India, an aspirant for a permanent seat on the UN Security Council, says the 15-member body is “completely out of tune on what is happening in the world”, while pushing for its expansion.
“I have absolutely no doubt that the Council, as it is presently structured, serves no one’s purpose… You need to coop other countries which carry weight,” Ambassador Hardeep Sing Puri of India, which holds the Security Council’s presidency for November, told press conference at which he briefed journalists about it’s programme for this month.
India’s intensive bid for the Council’s permanent membership seems to have come to a halt, at least for the time being, after failing to muster majority support in the 193-member General Assembly. Even a year after claiming the support of 80 members for its proposals to restructure it, New Delhi has failed to prove it.
The figure given by India is also well short the twothird majority, 128 votes, required for any proposal to succeed in the Assembly.
India’s two-year term as a non-permanent member of the Security Council would end at the end of this year.
From his national perspective, he said, there was a need to enlarge the size of the Council, given changes in the international community, with permanent seats provided for Africa and South America, and Asia. He said some of the Council’s permanent members would find it extremely difficult to justify their place on a new high table.
The Security Council currently has five veto-wielding permanent members, Britain, China, France, Russia and the United States, and 10 non-permanent members elected for two-year terms.
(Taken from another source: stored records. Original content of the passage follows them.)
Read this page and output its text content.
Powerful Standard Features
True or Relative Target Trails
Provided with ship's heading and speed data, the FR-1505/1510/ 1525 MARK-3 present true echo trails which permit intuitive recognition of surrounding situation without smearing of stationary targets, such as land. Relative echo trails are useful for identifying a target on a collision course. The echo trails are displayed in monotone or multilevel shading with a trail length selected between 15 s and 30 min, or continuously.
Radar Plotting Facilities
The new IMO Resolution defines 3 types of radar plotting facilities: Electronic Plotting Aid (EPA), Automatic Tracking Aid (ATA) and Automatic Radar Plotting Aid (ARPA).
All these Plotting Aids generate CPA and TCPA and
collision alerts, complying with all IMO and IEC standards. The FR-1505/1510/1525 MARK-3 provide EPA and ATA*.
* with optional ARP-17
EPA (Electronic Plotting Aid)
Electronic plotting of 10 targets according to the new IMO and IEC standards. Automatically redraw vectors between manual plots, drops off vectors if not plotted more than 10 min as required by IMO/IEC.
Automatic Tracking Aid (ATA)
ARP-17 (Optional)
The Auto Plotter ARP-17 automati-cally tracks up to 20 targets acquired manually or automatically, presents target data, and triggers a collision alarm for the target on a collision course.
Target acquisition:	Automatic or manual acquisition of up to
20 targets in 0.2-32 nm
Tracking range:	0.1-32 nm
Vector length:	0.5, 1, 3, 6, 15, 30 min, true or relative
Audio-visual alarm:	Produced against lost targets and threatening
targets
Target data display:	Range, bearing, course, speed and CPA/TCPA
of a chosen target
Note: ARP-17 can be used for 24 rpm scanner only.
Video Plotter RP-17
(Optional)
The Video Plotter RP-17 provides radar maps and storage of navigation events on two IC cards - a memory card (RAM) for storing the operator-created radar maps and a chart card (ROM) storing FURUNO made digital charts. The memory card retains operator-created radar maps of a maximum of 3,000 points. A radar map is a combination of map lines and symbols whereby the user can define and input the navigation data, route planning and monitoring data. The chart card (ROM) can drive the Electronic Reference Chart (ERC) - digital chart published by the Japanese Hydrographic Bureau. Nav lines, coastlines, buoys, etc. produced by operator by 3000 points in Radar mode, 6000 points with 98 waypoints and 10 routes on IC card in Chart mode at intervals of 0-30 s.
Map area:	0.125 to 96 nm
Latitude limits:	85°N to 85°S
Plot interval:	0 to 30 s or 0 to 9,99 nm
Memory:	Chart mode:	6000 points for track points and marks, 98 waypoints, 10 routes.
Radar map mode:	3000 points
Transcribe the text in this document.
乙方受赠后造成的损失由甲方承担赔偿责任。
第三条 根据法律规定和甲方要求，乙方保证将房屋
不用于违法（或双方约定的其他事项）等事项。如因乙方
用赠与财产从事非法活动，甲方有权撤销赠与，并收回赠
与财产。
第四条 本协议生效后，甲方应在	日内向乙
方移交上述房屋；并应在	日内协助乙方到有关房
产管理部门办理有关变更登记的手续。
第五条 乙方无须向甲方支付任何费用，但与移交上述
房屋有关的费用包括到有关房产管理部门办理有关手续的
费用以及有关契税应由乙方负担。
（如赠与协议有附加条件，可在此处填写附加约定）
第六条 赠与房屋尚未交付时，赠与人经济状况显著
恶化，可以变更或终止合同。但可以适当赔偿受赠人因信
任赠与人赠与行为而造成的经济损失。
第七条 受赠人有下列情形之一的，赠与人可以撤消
Puri said the veto could be retained, but a discussion was needed for some sort of agreement on restraint of its use, particularly in situations when genocide threatened and the Council was deadlocked. “There could be a veto restraint agreement.”
Pakistan, which along with Italy leads the Uniting for Consensus (UfC) group, opposes any addition to the Council’s permanent members, but seeks enlargement of the non-permanent category, with longer terms.